Don’t look into the camera; look into the camera. The appeal of these team-by-team preview series—even this one, which varies in focus and scope and will absolutely not leave you more edified about your favorite squad’s frontcourt bench options—is that they’re democratic in a way regular coverage of the NBA isn’t. In the coming season, you’re going to read and listen to a lot of stuff about the Warriors, Celtics, and Cavaliers. The Knicks will dominate the news cycle at certain points, for doing something spectacularly dumb or surprisingly competent. The Rockets are fascinating. Chris Paul and James Harden are either going to submit some groundbreaking work on passing geometry or Harden is about to discover that he is in fact capable of hating someone more intensely than he did Dwight Howard. We’re going to be inundated with so much chatter about a handful of franchises, and the Nets and Suns and Magic and even quite good teams like the Jazz and Nuggets are going to be doing whatever it is they’re doing in relative obscurity.

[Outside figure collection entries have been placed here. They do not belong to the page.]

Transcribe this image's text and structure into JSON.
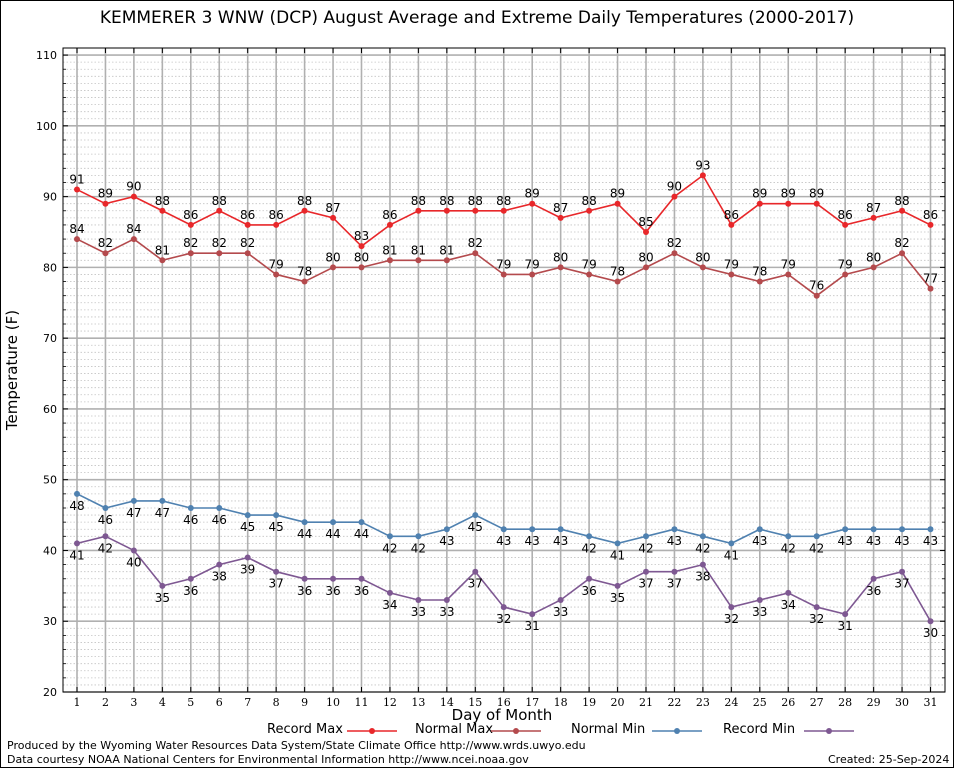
{
  "chart_data": {
    "type": "line",
    "title": "KEMMERER 3 WNW (DCP) August Average and Extreme Daily Temperatures (2000-2017)",
    "xlabel": "Day of Month",
    "ylabel": "Temperature (F)",
    "xlim": [
      1,
      31
    ],
    "ylim": [
      20,
      111
    ],
    "y_ticks": [
      20,
      30,
      40,
      50,
      60,
      70,
      80,
      90,
      100,
      110
    ],
    "x": [
      1,
      2,
      3,
      4,
      5,
      6,
      7,
      8,
      9,
      10,
      11,
      12,
      13,
      14,
      15,
      16,
      17,
      18,
      19,
      20,
      21,
      22,
      23,
      24,
      25,
      26,
      27,
      28,
      29,
      30,
      31
    ],
    "grid": true,
    "legend_position": "bottom",
    "series": [
      {
        "name": "Record Max",
        "color": "#e8272a",
        "label_pos": "above",
        "values": [
          91,
          89,
          90,
          88,
          86,
          88,
          86,
          86,
          88,
          87,
          83,
          86,
          88,
          88,
          88,
          88,
          89,
          87,
          88,
          89,
          85,
          90,
          93,
          86,
          89,
          89,
          89,
          86,
          87,
          88,
          86
        ]
      },
      {
        "name": "Normal Max",
        "color": "#b44a4d",
        "label_pos": "above",
        "values": [
          84,
          82,
          84,
          81,
          82,
          82,
          82,
          79,
          78,
          80,
          80,
          81,
          81,
          81,
          82,
          79,
          79,
          80,
          79,
          78,
          80,
          82,
          80,
          79,
          78,
          79,
          76,
          79,
          80,
          82,
          77
        ]
      },
      {
        "name": "Normal Min",
        "color": "#4f81b0",
        "label_pos": "below",
        "values": [
          48,
          46,
          47,
          47,
          46,
          46,
          45,
          45,
          44,
          44,
          44,
          42,
          42,
          43,
          45,
          43,
          43,
          43,
          42,
          41,
          42,
          43,
          42,
          41,
          43,
          42,
          42,
          43,
          43,
          43,
          43
        ]
      },
      {
        "name": "Record Min",
        "color": "#7e5892",
        "label_pos": "below",
        "values": [
          41,
          42,
          40,
          35,
          36,
          38,
          39,
          37,
          36,
          36,
          36,
          34,
          33,
          33,
          37,
          32,
          31,
          33,
          36,
          35,
          37,
          37,
          38,
          32,
          33,
          34,
          32,
          31,
          36,
          37,
          30
        ]
      }
    ]
  },
  "footer": {
    "produced_by": "Produced by the Wyoming Water Resources Data System/State Climate Office http://www.wrds.uwyo.edu",
    "data_courtesy": "Data courtesy NOAA National Centers for Environmental Information http://www.ncei.noaa.gov",
    "created": "Created:  25-Sep-2024"
  }
}
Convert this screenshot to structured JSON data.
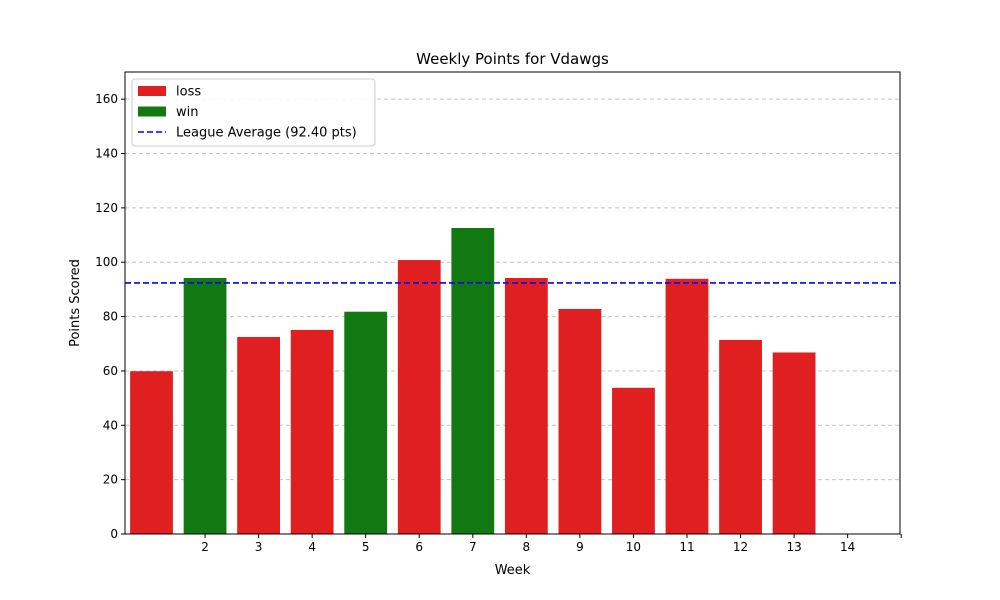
{
  "chart_data": {
    "type": "bar",
    "title": "Weekly Points for Vdawgs",
    "xlabel": "Week",
    "ylabel": "Points Scored",
    "ylim": [
      0,
      170
    ],
    "yticks": [
      0,
      20,
      40,
      60,
      80,
      100,
      120,
      140,
      160
    ],
    "xtick_labels": [
      "",
      "2",
      "3",
      "4",
      "5",
      "6",
      "7",
      "8",
      "9",
      "10",
      "11",
      "12",
      "13",
      "14"
    ],
    "grid": "y-dashed",
    "legend_position": "top-left",
    "bars": [
      {
        "week": 1,
        "value": 59.9,
        "result": "loss"
      },
      {
        "week": 2,
        "value": 94.2,
        "result": "win"
      },
      {
        "week": 3,
        "value": 72.5,
        "result": "loss"
      },
      {
        "week": 4,
        "value": 75.1,
        "result": "loss"
      },
      {
        "week": 5,
        "value": 81.8,
        "result": "win"
      },
      {
        "week": 6,
        "value": 100.8,
        "result": "loss"
      },
      {
        "week": 7,
        "value": 112.6,
        "result": "win"
      },
      {
        "week": 8,
        "value": 94.2,
        "result": "loss"
      },
      {
        "week": 9,
        "value": 82.8,
        "result": "loss"
      },
      {
        "week": 10,
        "value": 53.8,
        "result": "loss"
      },
      {
        "week": 11,
        "value": 93.9,
        "result": "loss"
      },
      {
        "week": 12,
        "value": 71.4,
        "result": "loss"
      },
      {
        "week": 13,
        "value": 66.8,
        "result": "loss"
      }
    ],
    "reference_line": {
      "value": 92.4,
      "label": "League Average (92.40 pts)",
      "color": "#0000ff",
      "style": "dashed"
    },
    "legend": [
      {
        "label": "loss",
        "kind": "bar",
        "color": "#e02020"
      },
      {
        "label": "win",
        "kind": "bar",
        "color": "#127812"
      },
      {
        "label": "League Average (92.40 pts)",
        "kind": "line",
        "color": "#0000ff"
      }
    ],
    "colors": {
      "loss": "#e02020",
      "win": "#127812"
    }
  }
}
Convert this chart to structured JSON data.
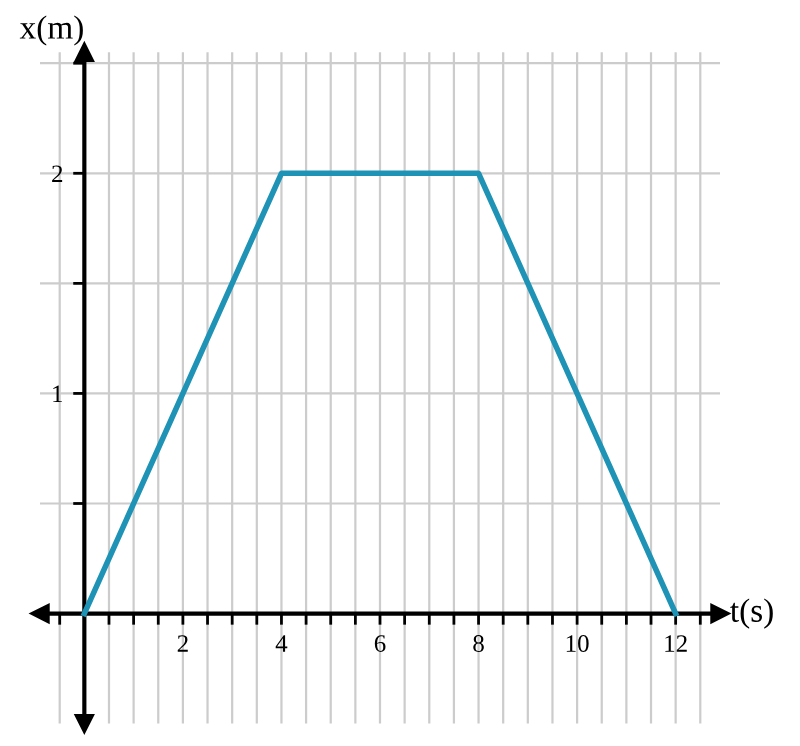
{
  "chart_data": {
    "type": "line",
    "xlabel": "t(s)",
    "ylabel": "x(m)",
    "x": [
      0,
      4,
      8,
      12
    ],
    "series": [
      {
        "color": "#1f93b5",
        "values": [
          0,
          2,
          2,
          0
        ]
      }
    ],
    "xlim": [
      -0.9,
      12.9
    ],
    "ylim": [
      -0.5,
      2.55
    ],
    "xticks": [
      {
        "value": -0.5,
        "label": null
      },
      {
        "value": 0.5,
        "label": null
      },
      {
        "value": 1,
        "label": null
      },
      {
        "value": 1.5,
        "label": null
      },
      2,
      {
        "value": 2.5,
        "label": null
      },
      {
        "value": 3,
        "label": null
      },
      {
        "value": 3.5,
        "label": null
      },
      4,
      {
        "value": 4.5,
        "label": null
      },
      {
        "value": 5,
        "label": null
      },
      {
        "value": 5.5,
        "label": null
      },
      6,
      {
        "value": 6.5,
        "label": null
      },
      {
        "value": 7,
        "label": null
      },
      {
        "value": 7.5,
        "label": null
      },
      8,
      {
        "value": 8.5,
        "label": null
      },
      {
        "value": 9,
        "label": null
      },
      {
        "value": 9.5,
        "label": null
      },
      10,
      {
        "value": 10.5,
        "label": null
      },
      {
        "value": 11,
        "label": null
      },
      {
        "value": 11.5,
        "label": null
      },
      12,
      {
        "value": 12.5,
        "label": null
      }
    ],
    "yticks": [
      {
        "value": 0.5,
        "label": null
      },
      1,
      {
        "value": 1.5,
        "label": null
      },
      2,
      {
        "value": 2.5,
        "label": null
      }
    ],
    "grid": true,
    "marker": "none",
    "line_style": "solid"
  }
}
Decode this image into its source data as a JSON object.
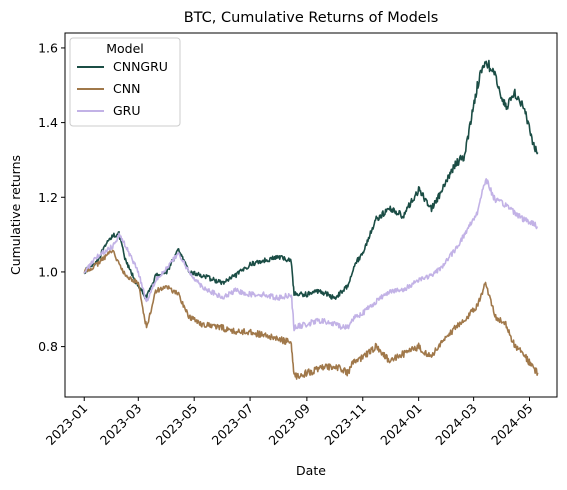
{
  "chart_data": {
    "type": "line",
    "title": "BTC, Cumulative Returns of Models",
    "xlabel": "Date",
    "ylabel": "Cumulative returns",
    "xlim": [
      "2022-12-11",
      "2024-05-31"
    ],
    "ylim": [
      0.665,
      1.64
    ],
    "x_ticks": [
      "2023-01",
      "2023-03",
      "2023-05",
      "2023-07",
      "2023-09",
      "2023-11",
      "2024-01",
      "2024-03",
      "2024-05"
    ],
    "y_ticks": [
      0.8,
      1.0,
      1.2,
      1.4,
      1.6
    ],
    "y_tick_labels": [
      "0.8",
      "1.0",
      "1.2",
      "1.4",
      "1.6"
    ],
    "legend": {
      "title": "Model",
      "placement": "top-left"
    },
    "grid": false,
    "x": [
      "2023-01-01",
      "2023-01-15",
      "2023-02-01",
      "2023-02-08",
      "2023-02-15",
      "2023-03-01",
      "2023-03-10",
      "2023-03-20",
      "2023-04-01",
      "2023-04-14",
      "2023-04-25",
      "2023-05-10",
      "2023-06-01",
      "2023-06-15",
      "2023-07-01",
      "2023-07-15",
      "2023-08-01",
      "2023-08-15",
      "2023-08-18",
      "2023-09-01",
      "2023-09-15",
      "2023-10-01",
      "2023-10-15",
      "2023-10-23",
      "2023-11-01",
      "2023-11-15",
      "2023-12-01",
      "2023-12-15",
      "2024-01-01",
      "2024-01-15",
      "2024-01-25",
      "2024-02-10",
      "2024-02-20",
      "2024-03-05",
      "2024-03-14",
      "2024-03-25",
      "2024-04-05",
      "2024-04-15",
      "2024-04-25",
      "2024-05-05",
      "2024-05-10"
    ],
    "series": [
      {
        "name": "CNNGRU",
        "color": "#1b4d45",
        "values": [
          1.0,
          1.03,
          1.1,
          1.1,
          1.03,
          0.96,
          0.93,
          0.99,
          1.0,
          1.06,
          1.0,
          0.99,
          0.97,
          0.99,
          1.02,
          1.03,
          1.04,
          1.03,
          0.94,
          0.94,
          0.95,
          0.93,
          0.96,
          1.02,
          1.05,
          1.14,
          1.17,
          1.15,
          1.22,
          1.17,
          1.21,
          1.29,
          1.31,
          1.5,
          1.57,
          1.52,
          1.44,
          1.48,
          1.44,
          1.34,
          1.32
        ]
      },
      {
        "name": "CNN",
        "color": "#a0784a",
        "values": [
          1.0,
          1.02,
          1.06,
          1.02,
          0.99,
          0.97,
          0.85,
          0.95,
          0.96,
          0.94,
          0.88,
          0.86,
          0.85,
          0.84,
          0.84,
          0.83,
          0.82,
          0.81,
          0.72,
          0.73,
          0.74,
          0.75,
          0.73,
          0.76,
          0.77,
          0.8,
          0.76,
          0.78,
          0.8,
          0.77,
          0.81,
          0.85,
          0.87,
          0.91,
          0.97,
          0.88,
          0.86,
          0.8,
          0.78,
          0.74,
          0.73
        ]
      },
      {
        "name": "GRU",
        "color": "#c2b2e6",
        "values": [
          1.0,
          1.04,
          1.07,
          1.1,
          1.07,
          1.0,
          0.92,
          0.98,
          1.01,
          1.05,
          1.0,
          0.96,
          0.93,
          0.95,
          0.94,
          0.94,
          0.93,
          0.94,
          0.85,
          0.86,
          0.87,
          0.86,
          0.85,
          0.88,
          0.89,
          0.92,
          0.95,
          0.95,
          0.98,
          0.99,
          1.01,
          1.06,
          1.1,
          1.16,
          1.25,
          1.19,
          1.18,
          1.16,
          1.14,
          1.13,
          1.12
        ]
      }
    ]
  }
}
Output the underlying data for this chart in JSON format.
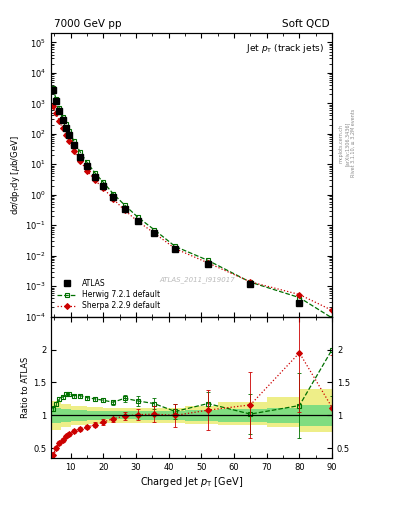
{
  "title_left": "7000 GeV pp",
  "title_right": "Soft QCD",
  "plot_title": "Jet p$_T$ (track jets)",
  "xlabel": "Charged Jet p$_T$ [GeV]",
  "ylabel_main": "d$\\sigma$/dp$_{T}$dy [$\\mu$b/GeV]",
  "ylabel_ratio": "Ratio to ATLAS",
  "right_label_top": "Rivet 3.1.10, ≥ 3.2M events",
  "right_label_bot": "[arXiv:1306.3436]",
  "right_label_site": "mcplots.cern.ch",
  "watermark": "ATLAS_2011_I919017",
  "atlas_pt": [
    4.5,
    5.5,
    6.5,
    7.5,
    8.5,
    9.5,
    11.0,
    13.0,
    15.0,
    17.5,
    20.0,
    23.0,
    26.5,
    30.5,
    35.5,
    42.0,
    52.0,
    65.0,
    80.0
  ],
  "atlas_val": [
    2800,
    1200,
    580,
    290,
    160,
    95,
    43,
    18,
    8.5,
    3.8,
    1.9,
    0.82,
    0.34,
    0.14,
    0.057,
    0.017,
    0.0055,
    0.0012,
    0.00028
  ],
  "atlas_yerr_lo": [
    280,
    120,
    58,
    29,
    16,
    9.5,
    4.3,
    1.8,
    0.85,
    0.38,
    0.19,
    0.082,
    0.034,
    0.014,
    0.0057,
    0.0017,
    0.00055,
    0.00012,
    2.8e-05
  ],
  "atlas_yerr_hi": [
    280,
    120,
    58,
    29,
    16,
    9.5,
    4.3,
    1.8,
    0.85,
    0.38,
    0.19,
    0.082,
    0.034,
    0.014,
    0.0057,
    0.0017,
    0.00055,
    0.00012,
    2.8e-05
  ],
  "herwig_pt": [
    4.5,
    5.5,
    6.5,
    7.5,
    8.5,
    9.5,
    11.0,
    13.0,
    15.0,
    17.5,
    20.0,
    23.0,
    26.5,
    30.5,
    35.5,
    42.0,
    52.0,
    65.0,
    80.0,
    90.0
  ],
  "herwig_val": [
    3200,
    1430,
    710,
    370,
    210,
    125,
    57,
    24.5,
    11.5,
    5.1,
    2.55,
    1.08,
    0.46,
    0.185,
    0.072,
    0.02,
    0.007,
    0.00135,
    0.00042,
    9e-05
  ],
  "sherpa_pt": [
    4.5,
    5.5,
    6.5,
    7.5,
    8.5,
    9.5,
    11.0,
    13.0,
    15.0,
    17.5,
    20.0,
    23.0,
    26.5,
    30.5,
    35.5,
    42.0,
    52.0,
    65.0,
    80.0,
    90.0
  ],
  "sherpa_val": [
    800,
    490,
    270,
    150,
    90,
    57,
    27,
    12.5,
    6.2,
    2.95,
    1.62,
    0.73,
    0.31,
    0.135,
    0.056,
    0.017,
    0.0058,
    0.00138,
    0.00053,
    0.00016
  ],
  "herwig_ratio_pt": [
    4.5,
    5.5,
    6.5,
    7.5,
    8.5,
    9.5,
    11.0,
    13.0,
    15.0,
    17.5,
    20.0,
    23.0,
    26.5,
    30.5,
    35.5,
    42.0,
    52.0,
    65.0,
    80.0,
    90.0
  ],
  "herwig_ratio_val": [
    1.1,
    1.18,
    1.25,
    1.28,
    1.32,
    1.32,
    1.3,
    1.3,
    1.27,
    1.25,
    1.23,
    1.2,
    1.26,
    1.22,
    1.18,
    1.06,
    1.18,
    1.02,
    1.15,
    2.0
  ],
  "herwig_ratio_err": [
    0.04,
    0.03,
    0.03,
    0.03,
    0.03,
    0.03,
    0.03,
    0.03,
    0.03,
    0.03,
    0.03,
    0.04,
    0.05,
    0.07,
    0.09,
    0.12,
    0.18,
    0.3,
    0.5,
    0.7
  ],
  "sherpa_ratio_pt": [
    4.5,
    5.5,
    6.5,
    7.5,
    8.5,
    9.5,
    11.0,
    13.0,
    15.0,
    17.5,
    20.0,
    23.0,
    26.5,
    30.5,
    35.5,
    42.0,
    52.0,
    65.0,
    80.0,
    90.0
  ],
  "sherpa_ratio_val": [
    0.4,
    0.5,
    0.58,
    0.63,
    0.68,
    0.72,
    0.76,
    0.79,
    0.82,
    0.86,
    0.9,
    0.95,
    0.99,
    1.01,
    1.02,
    1.0,
    1.08,
    1.16,
    1.95,
    1.12
  ],
  "sherpa_ratio_err": [
    0.04,
    0.03,
    0.03,
    0.03,
    0.03,
    0.03,
    0.03,
    0.03,
    0.03,
    0.04,
    0.04,
    0.05,
    0.06,
    0.08,
    0.12,
    0.18,
    0.3,
    0.5,
    0.9,
    0.8
  ],
  "band_steps": [
    4,
    7,
    10,
    15,
    20,
    30,
    45,
    55,
    70,
    80,
    90
  ],
  "band_outer_lo": [
    0.78,
    0.82,
    0.85,
    0.87,
    0.88,
    0.88,
    0.87,
    0.85,
    0.82,
    0.75,
    0.65
  ],
  "band_outer_hi": [
    1.22,
    1.18,
    1.15,
    1.13,
    1.12,
    1.12,
    1.15,
    1.2,
    1.28,
    1.4,
    1.6
  ],
  "band_inner_lo": [
    0.88,
    0.9,
    0.92,
    0.93,
    0.94,
    0.93,
    0.92,
    0.9,
    0.88,
    0.84,
    0.8
  ],
  "band_inner_hi": [
    1.12,
    1.1,
    1.08,
    1.07,
    1.06,
    1.07,
    1.08,
    1.1,
    1.12,
    1.16,
    1.2
  ],
  "xlim": [
    4,
    90
  ],
  "ylim_main": [
    0.0001,
    200000.0
  ],
  "ylim_ratio": [
    0.35,
    2.5
  ],
  "yticks_ratio": [
    0.5,
    1.0,
    1.5,
    2.0
  ],
  "atlas_color": "#000000",
  "herwig_color": "#007000",
  "sherpa_color": "#cc0000",
  "band_inner_color": "#80dd80",
  "band_outer_color": "#eeee88",
  "bg_color": "#ffffff"
}
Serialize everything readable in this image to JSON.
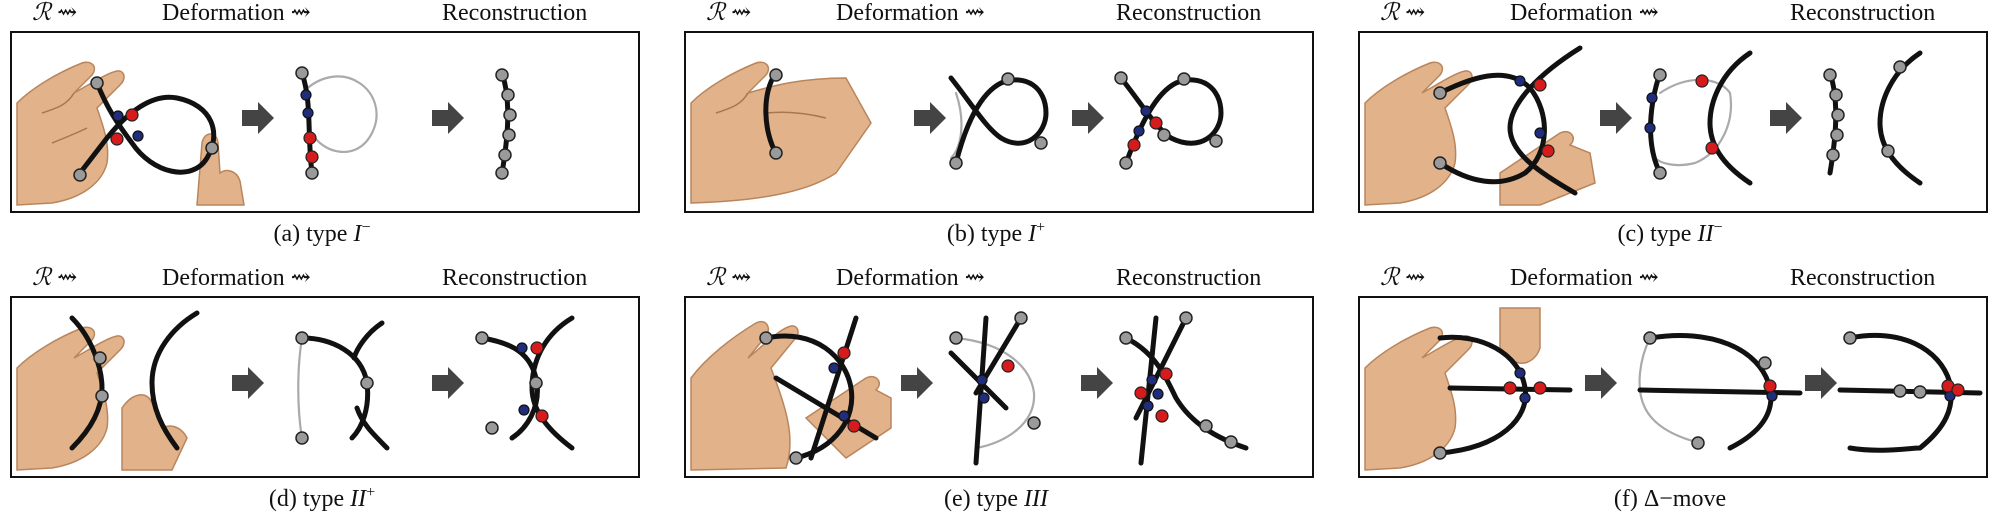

So we start the season with each team getting some appointed stage time. For the writer, it’s an exercise—thirty squads, thirty prompts. That doesn’t mean thirty worthwhile pieces, but there is at least always something to write about. For the reader, who probably doesn’t ingest the whole shebang, it’s an opportunity to read about whichever teams they care to. If you truly want some words about the Atlanta Hawks—who have no fanbase, who are essentially invisible when they’re not a playoff team—here they are for you, assembled with about as much thought and effort as was given to the ones about the Cavs and Warriors. For six paragraphs, the Hawks suddenly matter, or they’re treated that way.

At its best, this could be like object-oriented ontology: a search for meaning beyond the sphere of what’s been deemed traditionally important. In arguing implicitly that the Hawks are worthy of consideration, even if we don’t believe it, maybe we discover meaning in them we otherwise wouldn’t. 

For example: Dennis Schröder came into league in 2013, touted as German Rajon Rondo. This was a time when that was still an appealing concept. Rondo was deteriorating by then, rehabbing leg injuries that we later learned were basically career-ruining, but he hadn’t yet hit his nadir in Dallas and Sacramento and the league hadn’t yet transitioned away completely from rangy point guards who can’t shoot. The most meaningful difference between Schröder and Rondo is that the former lacks the latter’s passing genius, and perhaps what has sunk Schröder—or at least landed him in the undesirable bad starter/useful backup echelon—is that he simply isn’t all that good. There’s no one thing he excels at. But he’s also a victim of the NBA undergoing a broad transformation—the Pace and Space Revolution, if you want to call it that—at the same time he was just trying to get a basic grasp on it. Even if Schröder’s development had gone more smoothly and he was indeed now, at twenty-four, German Rajon Rondo, we probably still wouldn’t regard him highly, because that sort of player is barely viable anymore. 

We mine for the profound and sometimes emerge with something halfway interesting. Like a lot of things, it is probably a waste of time.

Mike Budenholzer sat on Gregg Popovich’s bench for seventeen years, from age twenty-seven to age forty-four, before the Hawks brought him aboard. You knew the name, if your NBA nerdery ran deep enough, but all the knowledge anyone needed upon his hiring was that he was spiritually Spursian, believing in a kind of regimented expressiveness and possessing a knack for discovering what’s spectacular about otherwise ordinary players. Budenholzer has realized his own spin on Spursiness in Atlanta. It reached its apotheosis in Coach Bud’s second season, when Kyle Korver looked like circa 2008 Ray Allen and DeMarre Carroll was a three-and-D revelation.

And yet: joyfulness is an immeasurable thing, and there will always be people who love one thing or another, but there was something aggressively prescribed about the whole thing, a quality that has become more visible as the Hawks have declined in recent seasons. Maybe we don’t think of Pop as offputtingly boss-like because he let Boris Diaw drink wine and understands that what Manu Ginobili has is something you can’t teach or control, but Budenholzer, who scans as Pop without the worldliness, comes off as an expert gym teacher and his teams play like they’re trying to approximate a computer simulation. At their best, Budenholzer’s Hawks have been impressive if a little alienating, and at their worst—the way they are now—they’re a crushingly boring office job of a team. Budenholzer proves the point that Popovich’s greatness has never been about knowhow alone.

There are dustier corners of our cultural consciousness worth exploring. It sometimes seems like there are five TV shows, three musicians, two comedians, and no authors. Everything is in some way about the president these days. To break from the hivemind is a relief that comes at the cost of loneliness, and some corners are dusty for a reason. In them you find not nothing, but not enough either. Perhaps the discovery of anything at all is a kind of miracle, but with whom are you sharing it?